Edited side by side.

“The smell of burning –

Will haunt you,” she said.

I held my breath to the scent

Of her perfume in the room.

In the concave lens of time,

A distillation lodged –

The fluid image of a scream

That has no sound.

I don’t know if it was German educational policy in the 1950s to introduce Holocaust images to primary school children, or whether it was the mission of an enraged teacher. Well, it happened. I was traumatised and cried many nights. The scenes went under my skin, into my muscles, and got stuck there. I asked myself, what right did I have, as a distant, generation removed witness, what right did I have to be traumatised?

Questioning my parents, I realised they, too, had been traumatised, once the full truths about the Holocaust emerged.

I urgently wanted to understand how insane ideologies could become political weapons, and result in inhuman atrocities to happen right in front of the world.

Recently I read a novel, ‘Alone in Berlin,’ by Hans Fallada, which took many decades to be translated. In a very mundane setting it shows how tyranny invokes not just hatred, but fear, intense fear for your life, and more, fear for the life of you family and friends.

My heart received healing through meeting some exceptional Jewish and Muslim people, who became friends for life (that’s for another post,) and, some years ago, through an unexpected encounter.

A friend of mine brought an old friend of hers to my home, Rosemary Harris, a children book author, and a daughter of Bomber Harris. She shared memories of her father … and how torn she felt imagining her father in his plane, carpet-bombing German cities, ever after Germany’s defeat.

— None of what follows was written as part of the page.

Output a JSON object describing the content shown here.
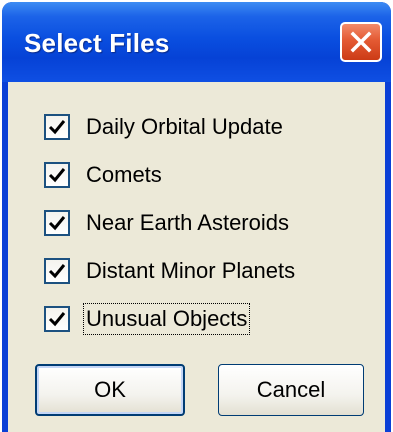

We sobbed around the table.

The present Middle Eastern conflict re-invoked a storm in my heart. This ongoing pattern of – an eye for an eye – makes collective humanity blind to the utter futility of revenge.

Killing a paralyzed people for their tyrannical regime, as it happens now in Gaza, is bound to sows more seeds of sorrow and anger for generations to come.

The challenge, humanity must raise above the ricocheting round of the psychological drama triangle of victim, persecutor and rescuer.